The physical point associated with a ghost vertex g, and the interpretation of a ghost edge (u, g), also depends on whether the curve's orientation. For all curves, the pole of inaccessibility defines the physical point for the single curve, except for the first ghost vertex in which case the pole of inaccessibility is defined relative to the entire domain. The ghost edge is considered to be of infinite extent, as mentioned above, for curves that are counter-clockwise. For curves that are oriented clockwise, the ghost edge has a finite interpretation, simply connecting the point u with the associated curve's pole of inaccessibility. We give an example of this below.

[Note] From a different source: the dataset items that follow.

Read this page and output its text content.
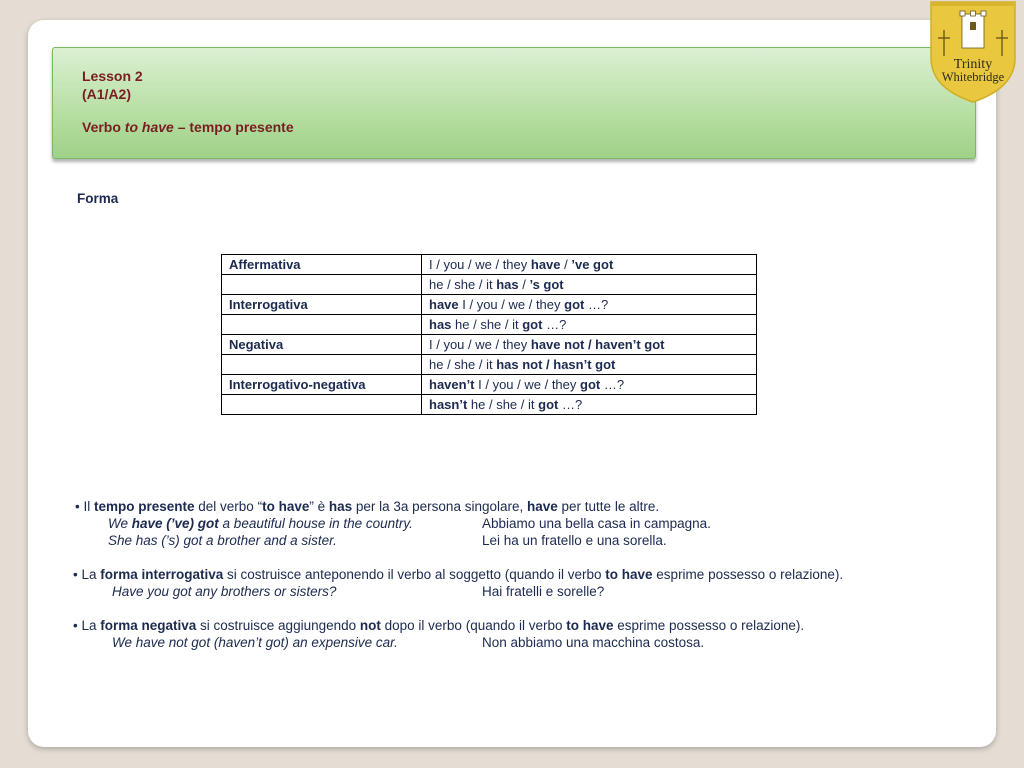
Lesson 2
(A1/A2)
Verbo to have – tempo presente
Trinity
Whitebridge
Forma
Affermativa	I / you / we / they have / ’ve got
	he / she / it has / ’s got
Interrogativa	have I / you / we / they got …?
	has he / she / it got …?
Negativa	I / you / we / they have not / haven’t got
	he / she / it has not / hasn’t got
Interrogativo-negativa	haven’t I / you / we / they got …?
	hasn’t he / she / it got …?
• Il tempo presente del verbo “to have” è has per la 3a persona singolare, have per tutte le altre.
We have (’ve) got a beautiful house in the country.	Abbiamo una bella casa in campagna.
She has (’s) got a brother and a sister.	Lei ha un fratello e una sorella.
• La forma interrogativa si costruisce anteponendo il verbo al soggetto (quando il verbo to have esprime possesso o relazione).
Have you got any brothers or sisters?	Hai fratelli e sorelle?
• La forma negativa si costruisce aggiungendo not dopo il verbo (quando il verbo to have esprime possesso o relazione).
We have not got (haven’t got) an expensive car.	Non abbiamo una macchina costosa.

using DelaunayTriangulation
using CairoMakie
points = [(-1.0, -1.0), (1.0, -1.0), (1.0, 1.0), (-1.0, 1.0)]
boundary_nodes = [[[1, 2, 3, 4, 1]], [[CircularArc((0.0, 0.5), (0.0, 0.5), (0.0, 0.0), positive=false)]]]
tri = triangulate(points; boundary_nodes, coarse_n=32)
fig, ax, sc = triplot(tri, show_ghost_edges=true)
c1 = DelaunayTriangulation.get_representative_point_coordinates(tri, 1)
c2 = DelaunayTriangulation.get_representative_point_coordinates(tri, 2)
scatter!(ax, [c1, c2], color = [:red, :magenta])
fig

As you can see, the outer boundary has ghost edges (shown in blue) going out to infinity, oriented with the pole of inaccessibility of the entire domain (shown in red). The ghost edges along the circular boundary are finite and simply connect with the pole of inaccessibility of the circle (shown in magenta).

For more complex domains, in particular non-convex domains, the ghost edges start to overlap and they become less useful, which unfortunately slows down point location (see jump_and_march's docstring).